É importante não cair na armadilha de pensar que os jogos e demais atividades diferenciadas, como materiais manipulativos e uso de tecnologias digitais e da informação e comunicação, são a solução para os graves desafios da aprendizagem em Matemática, em especial no Brasil. Baumgartel (2016) apresenta o argumento de que a metodologia de ensino-aprendizagem, a partir dos resultados insatisfatórios encontrados nas avaliações da Prova Brasil/Ideb e Pisa, é um potente artifício para avançar na questão da aprendizagem.

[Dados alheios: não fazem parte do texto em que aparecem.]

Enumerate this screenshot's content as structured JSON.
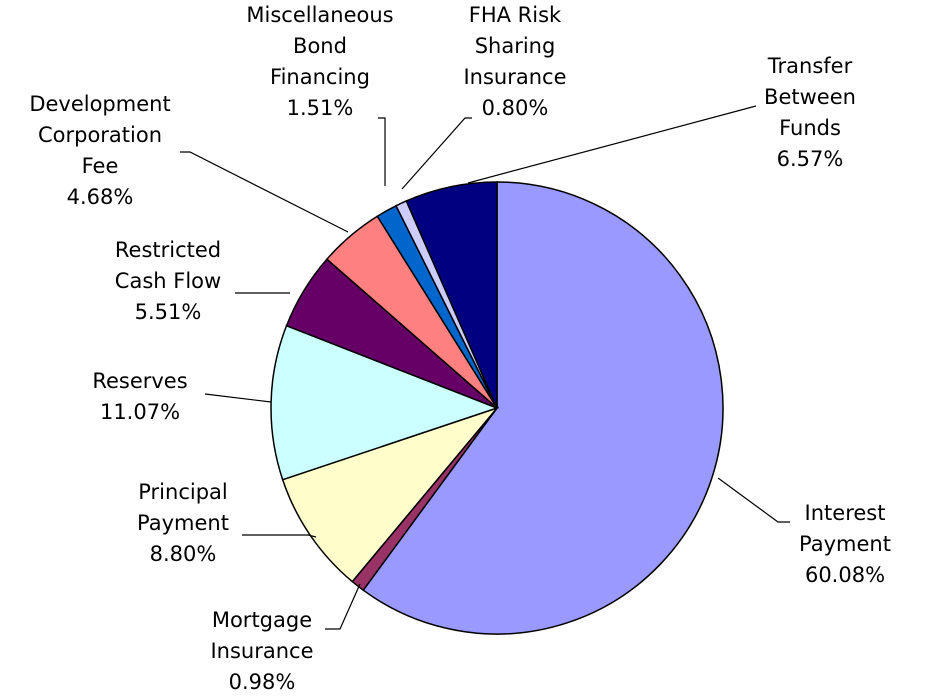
{
  "chart_data": {
    "type": "pie",
    "categories": [
      [
        "Interest",
        "Payment"
      ],
      [
        "Mortgage",
        "Insurance"
      ],
      [
        "Principal",
        "Payment"
      ],
      [
        "Reserves"
      ],
      [
        "Restricted",
        "Cash Flow"
      ],
      [
        "Development",
        "Corporation",
        "Fee"
      ],
      [
        "Miscellaneous",
        "Bond",
        "Financing"
      ],
      [
        "FHA Risk",
        "Sharing",
        "Insurance"
      ],
      [
        "Transfer",
        "Between",
        "Funds"
      ]
    ],
    "values": [
      60.08,
      0.98,
      8.8,
      11.07,
      5.51,
      4.68,
      1.51,
      0.8,
      6.57
    ],
    "value_labels": [
      "60.08%",
      "0.98%",
      "8.80%",
      "11.07%",
      "5.51%",
      "4.68%",
      "1.51%",
      "0.80%",
      "6.57%"
    ],
    "colors": [
      "#9999ff",
      "#993366",
      "#ffffcc",
      "#ccffff",
      "#660066",
      "#ff8080",
      "#0066cc",
      "#ccccff",
      "#000080"
    ]
  }
}
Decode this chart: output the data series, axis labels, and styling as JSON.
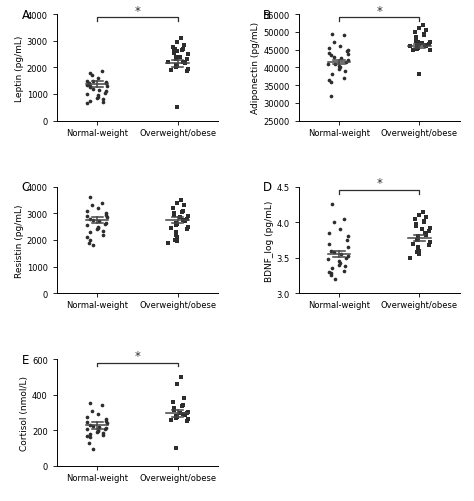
{
  "panel_A": {
    "label": "A",
    "ylabel": "Leptin (pg/mL)",
    "ylim": [
      0,
      4000
    ],
    "yticks": [
      0,
      1000,
      2000,
      3000,
      4000
    ],
    "group1_mean": 1380,
    "group1_sem": 120,
    "group2_mean": 2150,
    "group2_sem": 130,
    "group1_points": [
      1800,
      1850,
      1700,
      1600,
      1500,
      1450,
      1400,
      1350,
      1300,
      1250,
      1200,
      1150,
      1100,
      1050,
      1000,
      950,
      900,
      850,
      800,
      750,
      700,
      650,
      1300,
      1400,
      1500
    ],
    "group2_points": [
      3100,
      2950,
      2850,
      2750,
      2700,
      2650,
      2600,
      2550,
      2500,
      2400,
      2300,
      2200,
      2150,
      2100,
      2050,
      2000,
      1950,
      1900,
      1850,
      2300,
      2400,
      2600,
      2700,
      500,
      2200
    ],
    "sig": "*",
    "xticklabels": [
      "Normal-weight",
      "Overweight/obese"
    ]
  },
  "panel_B": {
    "label": "B",
    "ylabel": "Adiponectin (pg/mL)",
    "ylim": [
      25000,
      55000
    ],
    "yticks": [
      25000,
      30000,
      35000,
      40000,
      45000,
      50000,
      55000
    ],
    "group1_mean": 41500,
    "group1_sem": 600,
    "group2_mean": 46000,
    "group2_sem": 600,
    "group1_points": [
      49500,
      49000,
      47000,
      46000,
      45500,
      45000,
      44500,
      44000,
      43800,
      43500,
      43000,
      42500,
      42000,
      41500,
      41000,
      40500,
      40000,
      39500,
      39000,
      38000,
      37000,
      36500,
      36000,
      32000,
      41000
    ],
    "group2_points": [
      52000,
      51000,
      50500,
      50000,
      49500,
      49000,
      48500,
      47500,
      47000,
      46800,
      46500,
      46200,
      46000,
      45800,
      45500,
      45200,
      45000,
      44800,
      46500,
      47000,
      46800,
      46500,
      46200,
      38000,
      46000
    ],
    "sig": "*",
    "xticklabels": [
      "Normal-weight",
      "Overweight/obese"
    ]
  },
  "panel_C": {
    "label": "C",
    "ylabel": "Resistin (pg/mL)",
    "ylim": [
      0,
      4000
    ],
    "yticks": [
      0,
      1000,
      2000,
      3000,
      4000
    ],
    "group1_mean": 2750,
    "group1_sem": 100,
    "group2_mean": 2750,
    "group2_sem": 100,
    "group1_points": [
      3600,
      3400,
      3300,
      3200,
      3100,
      3000,
      2950,
      2900,
      2850,
      2800,
      2750,
      2700,
      2650,
      2600,
      2550,
      2500,
      2450,
      2400,
      2350,
      2300,
      2200,
      2100,
      2000,
      1900,
      1800
    ],
    "group2_points": [
      3500,
      3400,
      3300,
      3200,
      3100,
      3050,
      3000,
      2950,
      2900,
      2850,
      2800,
      2750,
      2700,
      2650,
      2600,
      2550,
      2500,
      2450,
      2400,
      2300,
      2200,
      2100,
      2000,
      1950,
      1900
    ],
    "sig": null,
    "xticklabels": [
      "Normal-weight",
      "Overweight/obese"
    ]
  },
  "panel_D": {
    "label": "D",
    "ylabel": "BDNF_log (pg/mL)",
    "ylim": [
      3.0,
      4.5
    ],
    "yticks": [
      3.0,
      3.5,
      4.0,
      4.5
    ],
    "group1_mean": 3.55,
    "group1_sem": 0.04,
    "group2_mean": 3.78,
    "group2_sem": 0.04,
    "group1_points": [
      4.25,
      4.05,
      4.0,
      3.9,
      3.85,
      3.8,
      3.75,
      3.7,
      3.65,
      3.6,
      3.58,
      3.55,
      3.52,
      3.5,
      3.48,
      3.45,
      3.42,
      3.4,
      3.38,
      3.35,
      3.32,
      3.3,
      3.28,
      3.25,
      3.2
    ],
    "group2_points": [
      4.15,
      4.1,
      4.08,
      4.05,
      4.02,
      4.0,
      3.98,
      3.95,
      3.92,
      3.9,
      3.88,
      3.85,
      3.82,
      3.8,
      3.78,
      3.75,
      3.72,
      3.7,
      3.68,
      3.65,
      3.62,
      3.6,
      3.58,
      3.55,
      3.5
    ],
    "sig": "*",
    "xticklabels": [
      "Normal-weight",
      "Overweight/obese"
    ]
  },
  "panel_E": {
    "label": "E",
    "ylabel": "Cortisol (nmol/L)",
    "ylim": [
      0,
      600
    ],
    "yticks": [
      0,
      200,
      400,
      600
    ],
    "group1_mean": 228,
    "group1_sem": 18,
    "group2_mean": 295,
    "group2_sem": 22,
    "group1_points": [
      355,
      340,
      310,
      290,
      275,
      265,
      255,
      248,
      240,
      232,
      225,
      220,
      215,
      210,
      205,
      200,
      195,
      190,
      185,
      180,
      175,
      170,
      160,
      130,
      95
    ],
    "group2_points": [
      500,
      460,
      380,
      360,
      345,
      335,
      325,
      315,
      305,
      300,
      295,
      290,
      285,
      280,
      275,
      270,
      265,
      260,
      250,
      100
    ],
    "sig": "*",
    "xticklabels": [
      "Normal-weight",
      "Overweight/obese"
    ]
  },
  "dot_color": "#2d2d2d",
  "line_color": "#444444",
  "sig_line_color": "#2d2d2d",
  "marker_group1": "o",
  "marker_group2": "s",
  "fontsize_ylabel": 6.5,
  "fontsize_tick": 6.0,
  "fontsize_panel": 8.5
}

A autora cita o trabalho de doutorado de Grando (2000), que realizou extensa revisão da literatura sobre a temática do uso de jogos para aprendizagem em Matemática, destacando algumas vantagens (como apresentação e fixação de conceitos pela resolução de problemas via jogos, desenvolvimento do senso crítico, tomada de decisões e avaliação, bem como socialização e trabalho em equipe) e desvantagens em seu uso (por exemplo, atribuir ao jogo o caráter de mero passatempo, reforçar falsas concepções, não se atentando para alguns hipóteses “furadas” elaboradas e mal testadas no jogo, além de, para atender aos anseios do professor, impor-se um caráter coercitivo para participação na atividade lúdica).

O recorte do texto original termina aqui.